The seaward doors gape open at the quirky house on Antibes’ bay.  Sheer white curtains waft outside, fluttering like twin ghosts on the breeze.  As I trickle by on my paddleboard, I chuckle at the image.  They used to hold levitations inside that home.  

This season, though, the folks lazing on the balcony at this modest house did not include the mystic.  She had a long-let, we learned.  The American did not make it to France this year.

My paddleboard and I bounce over the swells.  The winds are variable this early evening, but the current mostly pushes me home, which is useful.  Down the coastline, the Russian villa perches, postcard perfectly, on a prominent, rocky patch.  For much of this pandemic-centered summer, the stone mansion has retained an air of anticipation whenever I paddled by.  White-clad housekeepers totted spray bottles, and white blooms filled the balcony pots.  At one point, the terrace furniture covers disappeared.  The housekeepers stopped spraying and started folding napkins.  Today, though, no one is about – not even the housekeepers.  One pot has lost its white flowers.

This season, more than any other during French Lessons’ 15 years in Antibes, the bay off our home, Bellevue, has been our theatre.  And why not?  While a virus hems in regular life, the waters of the Med expand at our feet.  The ease of the sea mirrors the simplicity that took hold of life at the beginning of the outbreak.  Our calendars cleared.  Our expectations mellowed.  When the chance arose to travel from Canada to France, we were simply grateful to set foot in our normal summertime home.

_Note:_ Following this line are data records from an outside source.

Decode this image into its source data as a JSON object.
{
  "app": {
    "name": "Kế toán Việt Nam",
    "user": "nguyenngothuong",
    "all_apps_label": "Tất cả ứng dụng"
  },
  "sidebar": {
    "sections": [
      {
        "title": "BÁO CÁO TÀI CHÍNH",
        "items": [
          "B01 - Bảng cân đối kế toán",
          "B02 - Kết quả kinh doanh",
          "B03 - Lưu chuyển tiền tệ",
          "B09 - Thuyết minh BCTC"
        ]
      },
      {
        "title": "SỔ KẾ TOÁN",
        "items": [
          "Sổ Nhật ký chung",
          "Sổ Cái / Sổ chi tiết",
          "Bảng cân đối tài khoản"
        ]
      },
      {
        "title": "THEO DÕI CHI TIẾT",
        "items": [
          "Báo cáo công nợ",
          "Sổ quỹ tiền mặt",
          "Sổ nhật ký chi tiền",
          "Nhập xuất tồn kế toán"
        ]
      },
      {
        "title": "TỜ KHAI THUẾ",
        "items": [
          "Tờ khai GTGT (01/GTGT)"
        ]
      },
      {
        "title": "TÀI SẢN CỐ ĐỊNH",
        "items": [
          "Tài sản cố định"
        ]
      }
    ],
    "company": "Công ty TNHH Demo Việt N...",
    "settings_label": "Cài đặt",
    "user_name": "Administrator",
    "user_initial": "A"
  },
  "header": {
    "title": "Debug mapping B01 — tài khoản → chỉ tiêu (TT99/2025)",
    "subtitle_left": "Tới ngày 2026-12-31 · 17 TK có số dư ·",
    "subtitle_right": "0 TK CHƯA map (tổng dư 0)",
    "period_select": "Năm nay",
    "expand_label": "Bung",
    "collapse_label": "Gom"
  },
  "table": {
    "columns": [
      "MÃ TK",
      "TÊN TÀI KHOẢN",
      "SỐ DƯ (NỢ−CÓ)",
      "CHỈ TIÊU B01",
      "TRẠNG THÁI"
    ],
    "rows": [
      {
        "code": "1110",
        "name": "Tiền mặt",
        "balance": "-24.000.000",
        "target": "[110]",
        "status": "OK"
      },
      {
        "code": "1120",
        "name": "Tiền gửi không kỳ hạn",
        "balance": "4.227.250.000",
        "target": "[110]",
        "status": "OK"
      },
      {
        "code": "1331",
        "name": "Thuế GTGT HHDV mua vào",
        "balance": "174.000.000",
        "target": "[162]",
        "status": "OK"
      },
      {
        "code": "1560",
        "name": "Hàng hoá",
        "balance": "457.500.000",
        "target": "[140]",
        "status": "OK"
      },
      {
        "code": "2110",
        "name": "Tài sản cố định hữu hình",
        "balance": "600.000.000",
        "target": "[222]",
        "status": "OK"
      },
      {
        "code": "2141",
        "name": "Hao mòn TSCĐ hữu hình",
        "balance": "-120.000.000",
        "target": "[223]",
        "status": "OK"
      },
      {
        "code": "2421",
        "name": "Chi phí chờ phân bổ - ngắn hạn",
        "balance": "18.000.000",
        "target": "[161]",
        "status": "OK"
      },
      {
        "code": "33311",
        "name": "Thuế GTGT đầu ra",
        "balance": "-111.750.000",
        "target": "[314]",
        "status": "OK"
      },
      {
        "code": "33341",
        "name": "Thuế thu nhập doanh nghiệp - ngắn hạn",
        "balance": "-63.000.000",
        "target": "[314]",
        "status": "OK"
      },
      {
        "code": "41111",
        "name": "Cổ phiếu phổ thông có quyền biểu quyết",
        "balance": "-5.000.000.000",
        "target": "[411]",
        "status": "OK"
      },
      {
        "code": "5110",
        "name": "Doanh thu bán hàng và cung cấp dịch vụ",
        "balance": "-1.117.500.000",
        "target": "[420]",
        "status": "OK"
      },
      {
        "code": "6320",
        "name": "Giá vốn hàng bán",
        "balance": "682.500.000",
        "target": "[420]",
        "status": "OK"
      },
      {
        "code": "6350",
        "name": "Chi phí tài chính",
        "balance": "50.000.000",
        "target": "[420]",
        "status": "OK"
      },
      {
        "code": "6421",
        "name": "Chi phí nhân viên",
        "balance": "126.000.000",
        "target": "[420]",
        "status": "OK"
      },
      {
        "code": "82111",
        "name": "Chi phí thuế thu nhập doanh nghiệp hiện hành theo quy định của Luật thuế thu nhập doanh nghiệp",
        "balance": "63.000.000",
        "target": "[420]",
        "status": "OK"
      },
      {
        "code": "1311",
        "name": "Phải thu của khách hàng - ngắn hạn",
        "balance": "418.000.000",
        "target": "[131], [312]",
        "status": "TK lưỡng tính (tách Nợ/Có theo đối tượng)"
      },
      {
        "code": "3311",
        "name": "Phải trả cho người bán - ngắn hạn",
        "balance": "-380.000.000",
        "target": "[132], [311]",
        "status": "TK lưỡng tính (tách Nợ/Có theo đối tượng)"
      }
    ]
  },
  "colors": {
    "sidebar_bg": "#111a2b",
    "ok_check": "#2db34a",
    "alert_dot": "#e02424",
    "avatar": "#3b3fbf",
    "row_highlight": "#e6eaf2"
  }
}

cap d'antibes at bay beside Antibes

Paddleboarding – basically a platform, an oar, and a bit of balance – is all about that simplicity.  The ease of the board’s movement, and the gentleness of its carriage, have matched the tempo of this unusual summer.  The other day when I set out from our rocky beach, the-woman-with-the-shoulder-tattoo warned me about the méduses.  What stunned me wasn’t the jellyfish.  It was her.  To Philippe and me, this sunbather was our bellwether.  Summer officially began at Bellevue when the-woman-with-the-shoulder-tattoo turned up at the far end of the beach.  (A decade ago, when the same woman had worn only half her swimsuit, Philippe was busy mastering his new binoculars.  The coincidence of these two events is a standing joke.) 

“Soyez prudente of the méduses,” our bellwether told me during the early days of this summer, when collective concern underpinned life’s renewed freedoms.  As I returned that day from my paddle, Philippe himself was chatting with the woman he’d watched, year after year from afar.  (Thankfully there were no grand revelations.)

The swells relent for a moment and I steady myself to survey the midline of the Cap’s escarpment, spotting a favourite Provençal villa with its soft pastels, long shuttered windows, and statuesque cypress trees.  Nearby lies a geometric residence, its white walls made starker by the sun’s intensity. 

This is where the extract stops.